Titre : Discussion au bord de la mer
Auteur : Moi ! Genevieve Black
Résum : Parce qu'il y a des jours où on a peine à trouver une raison véritable.
Disclamers : À qui de droit. Donc pas à moi. Meuhhhhhh
Note de l'auteur : Bahhhh une tite fic qui traîne depuis longtemps dans mon laptop et qui, enfin, sort de mon armoire. Il était temps. Hn, en fait c'est surtout parce que je dois formater mon disque dur et, donc, faire de la place. Mdr et Bon appétit !
Gen, dévoreuse de reviews.
Discussion au bord de la mer
Une fois de plus, ils avaient OZ à leurs trousses. Aussi avaient-ils rejoint le plus rapidement un endroit sûr, celui-ci se présentant sous la forme d'une magnifique villa appartenant à Quatre. Elle se situait au bord de la mer et disposait d'une vaste plage privée. On ne les retrouverait jamais, ici. Ils auraient pu y passer l'éternité. C'est du moins ce que Duo pensait intérieurement.
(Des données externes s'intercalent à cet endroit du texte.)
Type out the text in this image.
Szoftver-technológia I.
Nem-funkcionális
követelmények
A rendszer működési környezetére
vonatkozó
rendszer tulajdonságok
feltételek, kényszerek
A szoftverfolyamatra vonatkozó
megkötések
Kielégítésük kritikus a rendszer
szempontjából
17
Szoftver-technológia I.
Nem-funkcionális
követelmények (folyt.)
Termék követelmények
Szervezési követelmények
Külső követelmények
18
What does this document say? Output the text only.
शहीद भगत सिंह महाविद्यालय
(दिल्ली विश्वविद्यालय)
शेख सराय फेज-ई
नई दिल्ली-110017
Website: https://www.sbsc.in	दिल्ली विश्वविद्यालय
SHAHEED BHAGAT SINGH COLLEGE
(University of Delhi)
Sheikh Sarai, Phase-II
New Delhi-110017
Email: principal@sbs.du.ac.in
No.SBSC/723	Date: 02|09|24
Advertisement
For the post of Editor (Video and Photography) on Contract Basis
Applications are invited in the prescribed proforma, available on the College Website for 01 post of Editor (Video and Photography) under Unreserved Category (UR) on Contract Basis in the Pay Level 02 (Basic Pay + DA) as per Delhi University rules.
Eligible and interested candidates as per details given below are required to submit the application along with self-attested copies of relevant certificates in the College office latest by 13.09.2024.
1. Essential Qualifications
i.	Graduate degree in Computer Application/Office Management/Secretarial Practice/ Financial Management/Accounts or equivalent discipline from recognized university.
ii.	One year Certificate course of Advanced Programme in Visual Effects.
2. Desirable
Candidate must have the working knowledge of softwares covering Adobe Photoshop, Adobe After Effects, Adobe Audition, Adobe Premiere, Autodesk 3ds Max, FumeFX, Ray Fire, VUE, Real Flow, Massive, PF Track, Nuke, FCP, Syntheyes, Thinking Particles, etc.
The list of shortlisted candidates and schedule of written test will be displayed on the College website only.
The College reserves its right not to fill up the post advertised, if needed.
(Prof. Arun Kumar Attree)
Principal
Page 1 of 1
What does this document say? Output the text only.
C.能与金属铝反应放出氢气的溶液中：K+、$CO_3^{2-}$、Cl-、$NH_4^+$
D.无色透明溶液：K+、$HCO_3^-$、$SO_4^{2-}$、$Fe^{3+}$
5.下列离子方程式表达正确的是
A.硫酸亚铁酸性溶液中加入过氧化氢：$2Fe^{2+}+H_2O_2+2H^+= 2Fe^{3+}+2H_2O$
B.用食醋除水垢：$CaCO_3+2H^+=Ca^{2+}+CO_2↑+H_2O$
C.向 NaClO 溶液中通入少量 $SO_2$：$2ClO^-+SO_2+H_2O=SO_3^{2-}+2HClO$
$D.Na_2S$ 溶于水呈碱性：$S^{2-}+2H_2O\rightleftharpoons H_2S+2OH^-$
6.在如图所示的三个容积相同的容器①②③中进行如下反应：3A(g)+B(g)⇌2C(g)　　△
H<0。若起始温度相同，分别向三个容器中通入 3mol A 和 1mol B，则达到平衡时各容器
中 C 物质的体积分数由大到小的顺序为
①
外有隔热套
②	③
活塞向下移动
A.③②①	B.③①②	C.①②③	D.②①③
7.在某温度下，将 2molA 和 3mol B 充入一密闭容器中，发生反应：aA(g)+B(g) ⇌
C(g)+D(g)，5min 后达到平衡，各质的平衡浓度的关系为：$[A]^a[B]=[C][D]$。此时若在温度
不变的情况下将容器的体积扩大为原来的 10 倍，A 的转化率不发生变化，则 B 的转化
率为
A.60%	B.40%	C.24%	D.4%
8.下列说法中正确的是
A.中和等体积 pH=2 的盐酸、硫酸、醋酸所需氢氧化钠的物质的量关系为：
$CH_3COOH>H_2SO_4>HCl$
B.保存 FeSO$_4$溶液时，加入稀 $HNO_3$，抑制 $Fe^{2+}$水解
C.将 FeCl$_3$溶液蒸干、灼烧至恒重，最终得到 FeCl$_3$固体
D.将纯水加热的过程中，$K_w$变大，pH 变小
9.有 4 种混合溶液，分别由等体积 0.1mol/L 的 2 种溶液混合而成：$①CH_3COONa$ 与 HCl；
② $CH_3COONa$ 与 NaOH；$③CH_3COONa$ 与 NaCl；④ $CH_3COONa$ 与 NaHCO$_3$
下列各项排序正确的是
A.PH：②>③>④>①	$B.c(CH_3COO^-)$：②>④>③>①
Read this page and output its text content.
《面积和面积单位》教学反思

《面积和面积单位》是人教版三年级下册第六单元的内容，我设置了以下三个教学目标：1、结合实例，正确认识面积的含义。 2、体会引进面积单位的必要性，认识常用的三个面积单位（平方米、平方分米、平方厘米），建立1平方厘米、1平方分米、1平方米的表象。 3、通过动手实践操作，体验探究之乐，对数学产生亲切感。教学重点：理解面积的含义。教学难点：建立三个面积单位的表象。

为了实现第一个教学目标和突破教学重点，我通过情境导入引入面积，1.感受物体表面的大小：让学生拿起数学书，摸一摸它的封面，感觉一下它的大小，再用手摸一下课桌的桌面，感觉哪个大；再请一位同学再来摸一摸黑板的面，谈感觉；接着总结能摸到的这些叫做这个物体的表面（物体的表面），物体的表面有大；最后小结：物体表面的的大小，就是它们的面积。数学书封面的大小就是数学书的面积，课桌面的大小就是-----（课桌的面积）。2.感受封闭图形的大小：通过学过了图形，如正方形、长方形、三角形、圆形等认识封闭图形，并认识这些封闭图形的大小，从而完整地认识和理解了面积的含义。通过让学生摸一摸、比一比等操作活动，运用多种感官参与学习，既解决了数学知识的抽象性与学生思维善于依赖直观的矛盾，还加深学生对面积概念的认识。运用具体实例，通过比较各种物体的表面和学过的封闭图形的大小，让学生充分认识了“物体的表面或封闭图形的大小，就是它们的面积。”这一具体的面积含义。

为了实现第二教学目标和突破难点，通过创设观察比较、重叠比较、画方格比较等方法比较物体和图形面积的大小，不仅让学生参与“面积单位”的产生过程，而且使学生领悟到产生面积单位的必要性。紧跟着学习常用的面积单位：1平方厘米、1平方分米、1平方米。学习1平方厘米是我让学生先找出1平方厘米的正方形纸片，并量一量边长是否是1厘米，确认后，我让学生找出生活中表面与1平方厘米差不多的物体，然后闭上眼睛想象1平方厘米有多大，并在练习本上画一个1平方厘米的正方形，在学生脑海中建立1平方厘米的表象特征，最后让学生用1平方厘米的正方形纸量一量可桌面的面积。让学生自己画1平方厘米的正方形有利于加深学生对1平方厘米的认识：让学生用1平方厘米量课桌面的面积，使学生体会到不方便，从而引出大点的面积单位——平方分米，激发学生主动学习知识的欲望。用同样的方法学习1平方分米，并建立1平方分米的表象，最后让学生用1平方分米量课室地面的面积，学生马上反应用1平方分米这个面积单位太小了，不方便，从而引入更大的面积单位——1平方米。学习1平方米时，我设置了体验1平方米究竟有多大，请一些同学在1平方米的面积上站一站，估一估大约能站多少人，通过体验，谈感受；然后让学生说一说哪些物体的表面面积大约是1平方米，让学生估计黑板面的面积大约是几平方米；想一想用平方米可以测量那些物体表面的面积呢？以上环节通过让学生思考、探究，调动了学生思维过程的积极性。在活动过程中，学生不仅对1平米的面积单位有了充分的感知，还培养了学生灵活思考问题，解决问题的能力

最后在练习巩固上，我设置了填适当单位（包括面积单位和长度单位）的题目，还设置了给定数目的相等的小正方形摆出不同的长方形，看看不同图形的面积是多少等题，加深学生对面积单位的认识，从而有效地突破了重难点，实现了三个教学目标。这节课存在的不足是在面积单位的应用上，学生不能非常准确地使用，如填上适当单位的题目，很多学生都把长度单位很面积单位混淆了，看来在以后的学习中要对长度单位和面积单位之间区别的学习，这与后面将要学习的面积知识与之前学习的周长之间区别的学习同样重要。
Il n'était jamais vraiment allé à la mer avant. Entre son enfance sur la colonie L2 et son entraînement de pilote de DeathScynthe, il n'avait que très peu de temps pour lui. Parfois, il se disait que sa vie n'était qu'une succession d'empressements. Mais maintenant, il se sentait étrangement bien. Comme si tous ses problèmes s'étaient envolés, emportés par la brise qui soufflait, transportant avec elle les douces effluves marines.
Étendu sur un rocher tombant dans l'eau, il sentait le soleil brûlant cuire sa peau. Ses vêtements noirs n'aidaient vraiment pas et, comme Wufeï le lui avait sagement proposé, il aurait dû mettre autre chose. Il en était hors de question, évidemment. Ces vêtements sombres et ce col pasteur étaient comme une deuxième peau. Le noir, c'était l'obscurité, ce qu'il était. Shinigami. Le Dieu de la mort. C'était également le recueillement, la subtilité et, le plus important de tous, le deuil. Un long deuil qu'il portait. Contrairement à Chang qui ne portait que du blanc immaculé selon sa culture et son deuil, lui se fondait dans la nuit.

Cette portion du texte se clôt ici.